Describe the myths and teachings of voodoo, not the skinny.
"Voodoo," which means "spirit," was originally practiced in Ghana, West Africa, and other parts of the world. It was originally popular in West Africa, Ghana and other places of a mysterious religion. 16th century, Haiti fell to the French colony, France's white colonialists to a large number of African slave trade to Haiti at the same time, but also popular in Africa's primitive religion brought to Haiti, and later these African slaves of the Roman Catholic Church many complicated religious rituals and the local local native religion mixing, will form a mysterious, bizarre, scary voodoo religion.
Voodoo teaches that everything under the sun is just an appearance, and that there is a more important soul force at work behind the scenes.
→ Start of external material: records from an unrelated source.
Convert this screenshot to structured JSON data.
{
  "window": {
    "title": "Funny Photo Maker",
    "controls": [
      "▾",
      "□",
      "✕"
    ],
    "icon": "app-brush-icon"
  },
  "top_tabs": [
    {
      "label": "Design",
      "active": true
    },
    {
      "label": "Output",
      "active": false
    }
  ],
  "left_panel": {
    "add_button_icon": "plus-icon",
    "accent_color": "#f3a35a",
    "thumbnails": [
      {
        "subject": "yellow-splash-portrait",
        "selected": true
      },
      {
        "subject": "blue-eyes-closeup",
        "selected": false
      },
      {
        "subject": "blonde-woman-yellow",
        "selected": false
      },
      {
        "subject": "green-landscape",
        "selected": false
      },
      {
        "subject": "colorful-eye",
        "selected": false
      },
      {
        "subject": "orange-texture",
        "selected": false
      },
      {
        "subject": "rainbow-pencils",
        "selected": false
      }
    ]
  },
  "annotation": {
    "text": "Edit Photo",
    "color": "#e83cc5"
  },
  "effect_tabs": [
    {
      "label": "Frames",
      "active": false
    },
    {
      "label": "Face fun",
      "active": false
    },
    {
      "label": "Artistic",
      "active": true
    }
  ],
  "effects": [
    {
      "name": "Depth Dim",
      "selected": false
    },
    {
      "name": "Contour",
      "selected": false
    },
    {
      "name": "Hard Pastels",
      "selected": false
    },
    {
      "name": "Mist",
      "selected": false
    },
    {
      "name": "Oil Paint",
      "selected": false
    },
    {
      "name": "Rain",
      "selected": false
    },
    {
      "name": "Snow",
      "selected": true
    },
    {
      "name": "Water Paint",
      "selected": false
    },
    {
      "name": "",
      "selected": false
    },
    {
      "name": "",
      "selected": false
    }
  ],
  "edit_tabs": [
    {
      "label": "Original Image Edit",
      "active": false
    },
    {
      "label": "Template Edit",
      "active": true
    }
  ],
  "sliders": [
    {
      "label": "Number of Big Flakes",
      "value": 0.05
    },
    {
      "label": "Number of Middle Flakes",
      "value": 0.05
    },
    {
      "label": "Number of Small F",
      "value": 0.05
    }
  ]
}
At the head of this spirit world is a god named Rigelba, who is the medium between man and the spirits, and others such as the serpent god. The witches and warlocks, on the other hand, are the mediums between man and the gods. In the elaborate rituals of voodoo, prayers are offered to these gods for help during worship. The strange and bizarre midnight ritual ceremonies in voodoo are usually held in temples deep in the jungle. The ceremony begins with the high priest praying, reciting incantations and laying libations, then some spiritual symbols are drawn on the ground to offer to the gods, and finally other activities such as singing, drumming and dancing are performed.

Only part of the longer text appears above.